Nachdem das Regierungspräsidium Stuttgart (RP) formal den Weg frei gemacht hat, die Kapazität der Flüchtlingsunterkunft in Schönberg auszubauen, wächst bei Anwohnern wieder die Sorge, das ehemalige Pflegeheim könnte doch noch mit bis zu 376 Personen belegt werden. Ein entsprechender Antrag der Grünen im Gemeinderat feuert den Unmut zudem an.
Die Initiative „Zukunft Schönberg“ hat sich nun mit einem Appell an den Gemeinderat gewandt, dem Antrag der Grünen zur erweiterten Belegung nicht zuzustimmen. Im Rathaus dringt die Grünen-Fraktion darauf, dass die Stadt „die vollumfängliche Nutzung der Kapazität der Unterkunft in Schönberg von bis zu 376 Personen schnellstmöglich“ umsetzt. Dass dies jetzt auch baurechtlich machbar ist, hatte vor Kurzem das RP der Stadtverwaltung bestätigt. Die Kritiker in Schönberg weisen darauf hin, dass im Falle einer Vollbelegung im Birkacher Stadtteil, gemessen an der Gesamtbevölkerung, mehr als 21 Prozent Geflüchtete leben würden. Weder habe der Stadtteil für so viele Menschen eine Infrastruktur, noch könnten Geflüchteten in dieser Größenordnung im Stadtteil integriert werden, argumentiert die Initiative „Zukunft Schönberg“. Auch der bislang gemäßigter auftretende Bürgerverein Schönberg ruft aktuell dazu auf, gegen den Antrag der Grünen zu stimmen und damit gegen eine schnelle Kapazitätserweiterung.
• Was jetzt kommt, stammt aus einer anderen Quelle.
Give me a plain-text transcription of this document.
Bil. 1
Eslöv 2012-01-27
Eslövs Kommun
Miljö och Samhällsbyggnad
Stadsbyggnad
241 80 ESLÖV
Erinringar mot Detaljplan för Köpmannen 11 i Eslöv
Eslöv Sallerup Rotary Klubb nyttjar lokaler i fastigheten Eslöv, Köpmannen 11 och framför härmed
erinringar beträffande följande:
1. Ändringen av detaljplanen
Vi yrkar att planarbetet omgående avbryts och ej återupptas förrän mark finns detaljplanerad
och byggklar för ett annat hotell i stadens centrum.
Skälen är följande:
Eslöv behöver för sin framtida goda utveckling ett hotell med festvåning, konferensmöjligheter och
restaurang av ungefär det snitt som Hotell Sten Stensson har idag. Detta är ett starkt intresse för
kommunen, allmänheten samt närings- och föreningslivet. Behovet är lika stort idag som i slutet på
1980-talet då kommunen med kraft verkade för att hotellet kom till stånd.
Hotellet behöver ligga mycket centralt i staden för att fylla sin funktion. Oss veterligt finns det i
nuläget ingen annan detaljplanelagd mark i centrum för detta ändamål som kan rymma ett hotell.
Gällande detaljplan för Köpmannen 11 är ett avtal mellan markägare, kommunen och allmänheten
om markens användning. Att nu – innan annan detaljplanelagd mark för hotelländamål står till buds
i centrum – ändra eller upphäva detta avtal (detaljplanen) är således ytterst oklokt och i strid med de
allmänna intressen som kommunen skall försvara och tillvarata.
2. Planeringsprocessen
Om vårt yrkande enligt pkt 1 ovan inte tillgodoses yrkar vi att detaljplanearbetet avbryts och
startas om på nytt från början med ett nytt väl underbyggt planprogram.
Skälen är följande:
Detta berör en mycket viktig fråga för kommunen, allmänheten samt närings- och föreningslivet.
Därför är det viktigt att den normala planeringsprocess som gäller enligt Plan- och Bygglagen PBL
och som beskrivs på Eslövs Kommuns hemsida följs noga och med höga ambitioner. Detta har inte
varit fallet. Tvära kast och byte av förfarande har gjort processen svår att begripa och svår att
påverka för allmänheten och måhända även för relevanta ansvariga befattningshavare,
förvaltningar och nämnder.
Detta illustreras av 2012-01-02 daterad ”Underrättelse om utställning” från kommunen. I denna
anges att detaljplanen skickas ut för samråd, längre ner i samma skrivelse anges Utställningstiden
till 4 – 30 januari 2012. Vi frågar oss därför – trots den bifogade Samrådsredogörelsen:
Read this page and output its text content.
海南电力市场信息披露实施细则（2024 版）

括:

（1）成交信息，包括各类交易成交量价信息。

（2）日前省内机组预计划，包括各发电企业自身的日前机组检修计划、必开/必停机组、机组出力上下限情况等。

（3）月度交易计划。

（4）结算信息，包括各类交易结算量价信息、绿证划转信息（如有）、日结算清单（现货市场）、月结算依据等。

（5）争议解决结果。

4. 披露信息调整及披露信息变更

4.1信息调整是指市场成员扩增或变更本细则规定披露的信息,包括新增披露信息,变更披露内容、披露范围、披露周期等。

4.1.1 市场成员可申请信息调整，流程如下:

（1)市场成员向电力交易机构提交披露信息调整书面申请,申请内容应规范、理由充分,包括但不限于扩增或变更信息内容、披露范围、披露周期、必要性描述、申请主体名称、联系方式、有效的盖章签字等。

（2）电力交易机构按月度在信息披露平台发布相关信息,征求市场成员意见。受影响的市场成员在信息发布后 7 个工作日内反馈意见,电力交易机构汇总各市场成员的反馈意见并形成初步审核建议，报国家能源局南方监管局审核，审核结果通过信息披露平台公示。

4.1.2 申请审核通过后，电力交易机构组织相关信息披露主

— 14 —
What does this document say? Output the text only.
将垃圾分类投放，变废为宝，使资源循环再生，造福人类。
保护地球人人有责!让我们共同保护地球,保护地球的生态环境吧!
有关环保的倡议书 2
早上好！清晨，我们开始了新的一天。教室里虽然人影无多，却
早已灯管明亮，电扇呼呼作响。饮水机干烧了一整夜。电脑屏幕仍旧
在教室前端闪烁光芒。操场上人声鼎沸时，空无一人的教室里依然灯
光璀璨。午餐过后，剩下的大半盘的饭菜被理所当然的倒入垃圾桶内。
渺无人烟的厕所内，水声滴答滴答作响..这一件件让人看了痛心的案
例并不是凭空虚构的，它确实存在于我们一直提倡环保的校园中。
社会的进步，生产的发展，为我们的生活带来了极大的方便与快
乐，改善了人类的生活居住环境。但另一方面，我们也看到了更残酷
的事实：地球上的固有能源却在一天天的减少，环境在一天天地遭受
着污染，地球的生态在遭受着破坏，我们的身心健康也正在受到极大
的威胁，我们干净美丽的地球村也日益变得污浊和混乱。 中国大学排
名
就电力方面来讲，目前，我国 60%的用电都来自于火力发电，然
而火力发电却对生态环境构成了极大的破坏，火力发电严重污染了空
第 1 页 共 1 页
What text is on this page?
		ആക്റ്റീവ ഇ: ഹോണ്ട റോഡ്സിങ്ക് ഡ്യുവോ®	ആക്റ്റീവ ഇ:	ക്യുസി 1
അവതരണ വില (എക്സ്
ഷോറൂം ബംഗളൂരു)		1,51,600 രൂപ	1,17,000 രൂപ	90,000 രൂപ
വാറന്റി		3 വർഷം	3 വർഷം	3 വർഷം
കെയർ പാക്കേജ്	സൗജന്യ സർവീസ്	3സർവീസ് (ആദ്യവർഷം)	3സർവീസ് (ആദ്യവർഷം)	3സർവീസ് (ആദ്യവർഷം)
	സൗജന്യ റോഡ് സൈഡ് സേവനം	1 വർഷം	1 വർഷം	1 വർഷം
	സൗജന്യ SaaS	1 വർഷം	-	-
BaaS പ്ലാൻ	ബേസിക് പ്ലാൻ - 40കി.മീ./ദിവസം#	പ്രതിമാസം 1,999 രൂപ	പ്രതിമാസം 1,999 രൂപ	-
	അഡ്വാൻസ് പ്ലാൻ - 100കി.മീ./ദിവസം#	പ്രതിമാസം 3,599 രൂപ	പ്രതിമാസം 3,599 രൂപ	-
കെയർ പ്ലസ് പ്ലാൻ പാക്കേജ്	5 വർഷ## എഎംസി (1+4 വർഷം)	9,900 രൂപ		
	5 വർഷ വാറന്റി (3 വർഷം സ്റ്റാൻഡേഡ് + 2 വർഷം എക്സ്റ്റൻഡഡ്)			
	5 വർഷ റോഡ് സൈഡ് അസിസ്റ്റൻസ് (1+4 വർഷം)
Ins gleiche Horn stößt die CDU im Gemeinderat: „Mit rund 1500 Einwohnern und ohne Anbindung an das U- oder S-Bahn-Netz ist dieser Ort schlichtweg ungeeignet für eine Flüchtlingsunterkunft in dieser Größenordnung“, so der CDU-Fraktionsvorsitzende Alexander Kotz.
Mit einem interfraktionellen Antrag von CDU, FDP, Freien Wähler und SPD stand das Thema am Montagabend auch im Bezirksbeirat Birkach auf der Tagesordnung: Darin wird neben der Forderung, die Belegungskapazität auf die bislang rund 100 Personen zu begrenzen, betont, dass die für 376 Geflüchtete notwendig werdenden Um- und Ausbaumaßnahmen angesichts der kurzen Laufzeit der Flüchtlingsunterkunft „wirtschaftlich nicht zu rechtfertigen“ seien. Bislang ist geplant, dass die Flüchtlingsunterkunft maximal bis Februar 2026 betrieben wird und anschließend der Neubau eines Pflegeheims durch einen Investor ansteht.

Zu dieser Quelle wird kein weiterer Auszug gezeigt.